Wechsler believes Peer Gynt has parallels to America today and the concept of “American Exceptionalism.” He says, “In an era when the US is deeply in debt to foreign countries and unemployment is at historically high levels, can we still view America as a global leader? And if we’re not the global leader, then what are we? When our cultural expectations are taken away, what do we do – form a new cultural expectation?”

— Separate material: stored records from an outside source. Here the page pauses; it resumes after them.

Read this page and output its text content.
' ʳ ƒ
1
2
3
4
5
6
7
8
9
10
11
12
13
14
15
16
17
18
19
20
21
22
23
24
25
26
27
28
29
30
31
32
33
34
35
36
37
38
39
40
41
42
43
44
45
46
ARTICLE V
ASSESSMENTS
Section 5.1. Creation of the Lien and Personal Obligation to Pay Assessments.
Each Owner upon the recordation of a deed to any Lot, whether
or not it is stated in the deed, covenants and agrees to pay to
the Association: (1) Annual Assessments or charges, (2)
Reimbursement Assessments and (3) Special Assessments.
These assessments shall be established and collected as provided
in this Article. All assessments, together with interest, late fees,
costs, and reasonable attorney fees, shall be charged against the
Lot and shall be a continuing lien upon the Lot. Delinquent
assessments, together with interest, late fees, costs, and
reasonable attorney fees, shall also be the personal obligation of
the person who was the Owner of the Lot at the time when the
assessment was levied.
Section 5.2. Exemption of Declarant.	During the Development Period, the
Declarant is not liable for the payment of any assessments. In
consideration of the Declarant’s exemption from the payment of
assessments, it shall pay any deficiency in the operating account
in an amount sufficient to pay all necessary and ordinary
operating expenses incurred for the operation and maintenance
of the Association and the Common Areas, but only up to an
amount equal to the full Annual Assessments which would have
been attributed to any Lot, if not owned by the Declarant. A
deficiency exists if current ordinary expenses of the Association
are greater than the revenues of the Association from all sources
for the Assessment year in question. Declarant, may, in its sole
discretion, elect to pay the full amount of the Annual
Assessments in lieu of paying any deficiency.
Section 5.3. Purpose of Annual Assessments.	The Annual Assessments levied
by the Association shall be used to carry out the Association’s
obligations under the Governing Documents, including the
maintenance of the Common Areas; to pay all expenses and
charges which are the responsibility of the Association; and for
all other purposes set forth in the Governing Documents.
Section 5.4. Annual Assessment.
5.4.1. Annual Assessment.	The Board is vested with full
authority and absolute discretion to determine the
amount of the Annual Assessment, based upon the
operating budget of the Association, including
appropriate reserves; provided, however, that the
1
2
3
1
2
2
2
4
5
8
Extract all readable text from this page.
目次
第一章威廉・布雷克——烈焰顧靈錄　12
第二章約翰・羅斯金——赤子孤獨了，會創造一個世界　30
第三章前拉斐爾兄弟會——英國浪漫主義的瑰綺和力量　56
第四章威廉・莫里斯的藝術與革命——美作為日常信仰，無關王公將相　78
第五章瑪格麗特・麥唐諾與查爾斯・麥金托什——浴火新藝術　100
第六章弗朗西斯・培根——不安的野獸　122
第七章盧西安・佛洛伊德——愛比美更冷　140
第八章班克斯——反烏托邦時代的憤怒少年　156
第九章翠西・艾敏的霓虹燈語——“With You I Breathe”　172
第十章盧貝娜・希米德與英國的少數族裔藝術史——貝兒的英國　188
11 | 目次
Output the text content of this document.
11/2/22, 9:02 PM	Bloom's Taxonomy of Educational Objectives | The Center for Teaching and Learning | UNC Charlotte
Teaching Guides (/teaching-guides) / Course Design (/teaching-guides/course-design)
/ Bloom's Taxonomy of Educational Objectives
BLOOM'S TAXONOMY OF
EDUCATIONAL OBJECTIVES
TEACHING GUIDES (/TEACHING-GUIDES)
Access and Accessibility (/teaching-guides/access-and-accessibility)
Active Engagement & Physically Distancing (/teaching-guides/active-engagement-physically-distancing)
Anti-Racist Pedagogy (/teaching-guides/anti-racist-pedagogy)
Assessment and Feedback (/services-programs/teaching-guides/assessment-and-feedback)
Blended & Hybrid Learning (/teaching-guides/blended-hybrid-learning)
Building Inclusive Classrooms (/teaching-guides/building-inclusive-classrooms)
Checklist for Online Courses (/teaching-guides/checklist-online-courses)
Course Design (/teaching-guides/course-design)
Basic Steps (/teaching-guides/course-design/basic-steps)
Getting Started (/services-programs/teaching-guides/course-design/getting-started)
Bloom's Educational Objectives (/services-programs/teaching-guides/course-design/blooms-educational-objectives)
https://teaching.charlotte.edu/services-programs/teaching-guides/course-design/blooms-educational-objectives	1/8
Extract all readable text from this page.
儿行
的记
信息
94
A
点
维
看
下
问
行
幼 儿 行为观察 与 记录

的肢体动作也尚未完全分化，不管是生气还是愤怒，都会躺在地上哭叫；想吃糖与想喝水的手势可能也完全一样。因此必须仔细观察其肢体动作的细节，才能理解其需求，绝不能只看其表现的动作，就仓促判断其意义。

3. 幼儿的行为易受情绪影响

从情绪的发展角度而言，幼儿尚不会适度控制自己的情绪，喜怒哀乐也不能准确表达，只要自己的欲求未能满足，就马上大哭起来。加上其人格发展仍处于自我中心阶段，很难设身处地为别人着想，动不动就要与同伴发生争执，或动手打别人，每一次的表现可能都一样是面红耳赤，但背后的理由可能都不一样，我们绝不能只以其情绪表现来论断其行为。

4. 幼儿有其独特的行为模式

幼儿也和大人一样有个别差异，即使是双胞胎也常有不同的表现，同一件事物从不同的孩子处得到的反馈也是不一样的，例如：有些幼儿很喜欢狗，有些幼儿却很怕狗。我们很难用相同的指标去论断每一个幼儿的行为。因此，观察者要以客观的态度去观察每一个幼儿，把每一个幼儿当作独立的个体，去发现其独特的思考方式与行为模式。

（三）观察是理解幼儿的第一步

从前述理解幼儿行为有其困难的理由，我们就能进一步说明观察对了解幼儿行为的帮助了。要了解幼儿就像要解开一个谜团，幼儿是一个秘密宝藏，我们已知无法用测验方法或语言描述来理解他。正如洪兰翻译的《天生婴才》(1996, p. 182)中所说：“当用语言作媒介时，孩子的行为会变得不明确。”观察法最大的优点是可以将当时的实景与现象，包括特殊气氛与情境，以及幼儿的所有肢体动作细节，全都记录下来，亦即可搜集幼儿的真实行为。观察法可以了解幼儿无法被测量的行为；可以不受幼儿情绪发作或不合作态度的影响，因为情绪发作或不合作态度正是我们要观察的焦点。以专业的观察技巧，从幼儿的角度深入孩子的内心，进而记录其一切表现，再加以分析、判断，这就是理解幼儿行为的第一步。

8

Another parallel to today is in Peer Gynt‘s questioning the morality of the “wealth at any cost” belief system. Gynt, throughout his journeys, amasses a fortune (before ultimately losing it), but he hurts a lot of people in the process. This echoes current criticisms by participants of the “Occupy Wall Street” movement and others that charge America’s financial industry with generating massive profits through predatory practices at the expense of the masses.

The societal pressure to succeed in material terms has been particularly focused on men, Wechsler says. Ibsen’s treatment of this cultural expectation is amplified in the translation by Robert Bly that will be performed for this production. Bly, as not only an award-winning poet, but a leading writer of the men’s movement was particularly well suited to ask “what does it mean to be an American male?”

Though Ibsen changed the face of theater, his sharp social commentary hasn’t changed human nature or behaviors. His insights remain relevant nearly 150 years after they were written, and as translated into contemporary American idioms by Robert Bly, their applicability to today will be apparent to audiences of this new version and production of Peer Gynt.